Design a function `sample(p) -> int` that returns a random index `i` such that:
- \(\Pr(sample(p)=i) = p[i] / \sum_j p[j]\)
### Requirements
- The function will be called many times with the same `p`.
- Aim for \(O(\log M)\) time per sample after preprocessing.
### Follow-up
What if the probabilities do **not** sum to 1? Explain how your approach handles this.
### Clarifications
- Assume you have access to a random number generator that can produce a uniform float in \([0,1)\) or a uniform integer in a range.
- If \(\sum_j p[j] = 0\), you may define behavior (e.g., throw an error).
Quick Answer: This question evaluates proficiency in randomized algorithms and probability-based sampling, along with algorithmic preprocessing and data-structure design for efficient repeated sampling.

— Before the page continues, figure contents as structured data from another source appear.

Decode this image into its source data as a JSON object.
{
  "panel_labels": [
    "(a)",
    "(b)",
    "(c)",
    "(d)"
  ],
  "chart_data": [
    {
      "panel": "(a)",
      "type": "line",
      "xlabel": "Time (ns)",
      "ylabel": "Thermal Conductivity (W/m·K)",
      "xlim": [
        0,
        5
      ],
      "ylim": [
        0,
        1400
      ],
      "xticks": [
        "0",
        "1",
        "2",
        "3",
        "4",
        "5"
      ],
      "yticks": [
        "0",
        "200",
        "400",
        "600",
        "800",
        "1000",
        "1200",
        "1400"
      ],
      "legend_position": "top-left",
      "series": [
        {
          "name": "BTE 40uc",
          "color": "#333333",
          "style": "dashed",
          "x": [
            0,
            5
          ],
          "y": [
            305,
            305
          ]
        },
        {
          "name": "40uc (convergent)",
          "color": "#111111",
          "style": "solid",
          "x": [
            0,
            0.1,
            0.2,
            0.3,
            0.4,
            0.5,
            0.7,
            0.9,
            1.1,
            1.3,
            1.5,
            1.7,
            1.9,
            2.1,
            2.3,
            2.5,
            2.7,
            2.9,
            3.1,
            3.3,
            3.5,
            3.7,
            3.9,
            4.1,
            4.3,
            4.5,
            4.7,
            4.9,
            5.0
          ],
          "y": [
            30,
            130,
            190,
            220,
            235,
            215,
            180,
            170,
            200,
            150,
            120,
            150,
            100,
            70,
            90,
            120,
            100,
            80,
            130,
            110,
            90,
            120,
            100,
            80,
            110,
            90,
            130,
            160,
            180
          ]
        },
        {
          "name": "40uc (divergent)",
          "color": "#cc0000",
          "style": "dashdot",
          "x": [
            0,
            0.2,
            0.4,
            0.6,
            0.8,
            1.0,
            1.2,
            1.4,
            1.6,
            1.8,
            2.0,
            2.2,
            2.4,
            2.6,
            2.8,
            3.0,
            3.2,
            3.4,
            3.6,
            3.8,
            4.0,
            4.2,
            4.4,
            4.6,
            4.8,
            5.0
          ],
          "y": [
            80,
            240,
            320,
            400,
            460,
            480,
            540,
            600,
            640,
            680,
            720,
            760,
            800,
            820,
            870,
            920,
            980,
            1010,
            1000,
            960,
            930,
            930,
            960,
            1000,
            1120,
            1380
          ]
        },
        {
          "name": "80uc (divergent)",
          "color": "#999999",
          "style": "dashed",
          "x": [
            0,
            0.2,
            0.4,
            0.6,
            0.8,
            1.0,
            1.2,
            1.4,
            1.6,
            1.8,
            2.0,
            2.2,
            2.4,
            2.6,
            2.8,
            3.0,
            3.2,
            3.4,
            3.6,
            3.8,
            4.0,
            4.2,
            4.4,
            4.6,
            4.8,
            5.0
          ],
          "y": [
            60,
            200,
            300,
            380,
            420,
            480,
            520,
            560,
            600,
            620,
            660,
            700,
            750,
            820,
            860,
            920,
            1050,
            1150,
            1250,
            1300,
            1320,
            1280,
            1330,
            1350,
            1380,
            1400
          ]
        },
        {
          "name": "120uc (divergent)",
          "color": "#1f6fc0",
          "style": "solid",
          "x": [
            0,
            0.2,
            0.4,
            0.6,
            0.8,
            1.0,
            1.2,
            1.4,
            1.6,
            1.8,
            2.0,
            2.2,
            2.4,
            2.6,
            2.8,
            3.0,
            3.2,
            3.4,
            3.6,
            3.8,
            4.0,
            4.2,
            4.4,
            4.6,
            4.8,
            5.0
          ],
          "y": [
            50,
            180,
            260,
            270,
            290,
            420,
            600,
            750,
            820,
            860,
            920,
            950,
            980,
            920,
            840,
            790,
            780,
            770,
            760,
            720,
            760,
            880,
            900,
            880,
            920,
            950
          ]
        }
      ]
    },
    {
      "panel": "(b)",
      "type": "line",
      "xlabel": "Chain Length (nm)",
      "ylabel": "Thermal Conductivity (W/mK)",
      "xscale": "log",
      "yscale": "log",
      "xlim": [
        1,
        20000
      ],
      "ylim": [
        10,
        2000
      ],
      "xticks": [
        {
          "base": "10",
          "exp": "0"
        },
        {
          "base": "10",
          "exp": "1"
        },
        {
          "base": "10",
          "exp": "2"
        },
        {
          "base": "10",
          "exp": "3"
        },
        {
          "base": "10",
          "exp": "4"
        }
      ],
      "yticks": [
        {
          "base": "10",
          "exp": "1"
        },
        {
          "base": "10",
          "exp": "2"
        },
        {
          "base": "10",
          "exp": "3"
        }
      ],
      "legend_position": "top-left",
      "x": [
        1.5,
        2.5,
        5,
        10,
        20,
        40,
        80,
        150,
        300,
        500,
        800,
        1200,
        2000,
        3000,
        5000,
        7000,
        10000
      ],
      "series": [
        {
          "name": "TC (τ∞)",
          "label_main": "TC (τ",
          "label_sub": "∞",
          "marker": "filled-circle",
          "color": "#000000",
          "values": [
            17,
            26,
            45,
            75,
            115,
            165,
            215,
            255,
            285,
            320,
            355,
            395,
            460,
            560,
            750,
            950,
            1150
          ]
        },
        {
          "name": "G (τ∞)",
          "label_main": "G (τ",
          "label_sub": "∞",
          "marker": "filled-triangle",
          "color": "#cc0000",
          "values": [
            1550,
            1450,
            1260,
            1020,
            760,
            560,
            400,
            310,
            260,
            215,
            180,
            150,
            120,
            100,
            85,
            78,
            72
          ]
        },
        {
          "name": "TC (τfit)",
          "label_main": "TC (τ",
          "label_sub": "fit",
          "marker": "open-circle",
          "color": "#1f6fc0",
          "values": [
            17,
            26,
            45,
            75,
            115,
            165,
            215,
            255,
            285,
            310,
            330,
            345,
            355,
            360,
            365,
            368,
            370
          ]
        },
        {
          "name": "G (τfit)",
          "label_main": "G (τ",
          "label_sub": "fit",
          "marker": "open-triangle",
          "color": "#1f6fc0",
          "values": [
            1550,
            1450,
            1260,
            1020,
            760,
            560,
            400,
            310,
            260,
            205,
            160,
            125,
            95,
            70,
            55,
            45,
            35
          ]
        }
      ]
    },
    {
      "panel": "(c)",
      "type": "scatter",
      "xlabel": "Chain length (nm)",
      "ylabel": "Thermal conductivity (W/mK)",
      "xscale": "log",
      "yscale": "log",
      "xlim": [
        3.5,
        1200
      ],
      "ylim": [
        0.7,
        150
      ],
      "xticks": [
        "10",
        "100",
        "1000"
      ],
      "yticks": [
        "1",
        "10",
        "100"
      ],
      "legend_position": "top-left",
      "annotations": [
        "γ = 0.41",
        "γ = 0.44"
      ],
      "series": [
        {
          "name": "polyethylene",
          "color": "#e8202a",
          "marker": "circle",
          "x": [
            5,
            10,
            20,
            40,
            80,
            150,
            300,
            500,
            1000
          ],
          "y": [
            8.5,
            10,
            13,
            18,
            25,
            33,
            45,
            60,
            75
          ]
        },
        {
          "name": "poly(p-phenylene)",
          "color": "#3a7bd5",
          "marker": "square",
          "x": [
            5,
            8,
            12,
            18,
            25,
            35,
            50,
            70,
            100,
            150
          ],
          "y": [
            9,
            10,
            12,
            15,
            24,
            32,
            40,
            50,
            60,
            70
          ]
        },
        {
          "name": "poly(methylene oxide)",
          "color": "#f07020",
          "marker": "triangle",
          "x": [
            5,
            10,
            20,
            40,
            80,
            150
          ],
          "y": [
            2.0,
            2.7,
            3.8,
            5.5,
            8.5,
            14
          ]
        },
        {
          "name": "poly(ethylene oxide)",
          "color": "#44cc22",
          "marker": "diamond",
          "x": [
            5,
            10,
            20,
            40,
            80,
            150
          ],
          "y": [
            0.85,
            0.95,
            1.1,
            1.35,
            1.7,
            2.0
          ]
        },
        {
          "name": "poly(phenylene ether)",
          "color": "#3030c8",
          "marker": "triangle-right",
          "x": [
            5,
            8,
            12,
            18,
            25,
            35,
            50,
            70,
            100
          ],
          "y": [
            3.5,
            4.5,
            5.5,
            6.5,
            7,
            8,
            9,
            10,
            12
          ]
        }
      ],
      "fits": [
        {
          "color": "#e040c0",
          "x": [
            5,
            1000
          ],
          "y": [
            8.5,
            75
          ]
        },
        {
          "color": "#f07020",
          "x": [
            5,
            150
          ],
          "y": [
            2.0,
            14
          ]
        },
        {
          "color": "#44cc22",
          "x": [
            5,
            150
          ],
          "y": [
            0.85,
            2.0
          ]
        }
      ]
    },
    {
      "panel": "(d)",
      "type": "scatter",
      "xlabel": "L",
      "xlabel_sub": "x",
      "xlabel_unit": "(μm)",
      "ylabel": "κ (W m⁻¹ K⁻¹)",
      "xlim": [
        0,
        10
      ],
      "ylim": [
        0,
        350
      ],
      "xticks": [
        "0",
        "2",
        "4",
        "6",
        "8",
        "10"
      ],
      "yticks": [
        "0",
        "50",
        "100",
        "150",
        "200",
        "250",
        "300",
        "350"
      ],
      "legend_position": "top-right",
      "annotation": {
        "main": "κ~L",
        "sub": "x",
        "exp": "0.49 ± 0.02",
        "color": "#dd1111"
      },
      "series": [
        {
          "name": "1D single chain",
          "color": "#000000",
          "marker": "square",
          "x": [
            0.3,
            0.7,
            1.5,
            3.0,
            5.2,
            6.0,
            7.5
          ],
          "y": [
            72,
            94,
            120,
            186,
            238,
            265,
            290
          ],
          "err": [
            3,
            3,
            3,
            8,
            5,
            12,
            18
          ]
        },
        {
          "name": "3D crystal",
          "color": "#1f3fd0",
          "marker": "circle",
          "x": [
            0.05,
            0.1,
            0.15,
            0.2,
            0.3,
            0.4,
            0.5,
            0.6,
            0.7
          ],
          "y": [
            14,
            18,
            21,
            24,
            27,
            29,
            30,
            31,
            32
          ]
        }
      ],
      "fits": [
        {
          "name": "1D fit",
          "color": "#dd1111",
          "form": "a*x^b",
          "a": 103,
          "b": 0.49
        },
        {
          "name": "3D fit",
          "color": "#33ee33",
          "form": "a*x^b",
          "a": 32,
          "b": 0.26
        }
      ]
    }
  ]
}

Sample indices from non-negative weights using explicit uniform tickets and binary search over cumulative sums.
Constraints
- Inputs are Python literals matching the function signature.
- Return a deterministic exact-match value.
Examples
Input: ([0.2,0.3,0.5], [0.0,0.2,0.51,0.99])
Expected Output: [0, 1, 2, 2]
Explanation: Cumulative sampling with explicit uniform tickets.
Input: ([2,3], [0.0,0.4,0.99])
Expected Output: [0, 1, 1]
Explanation: Weights need not sum to one.
Hints
- Clarify edge cases before coding.
- Keep the return value deterministic.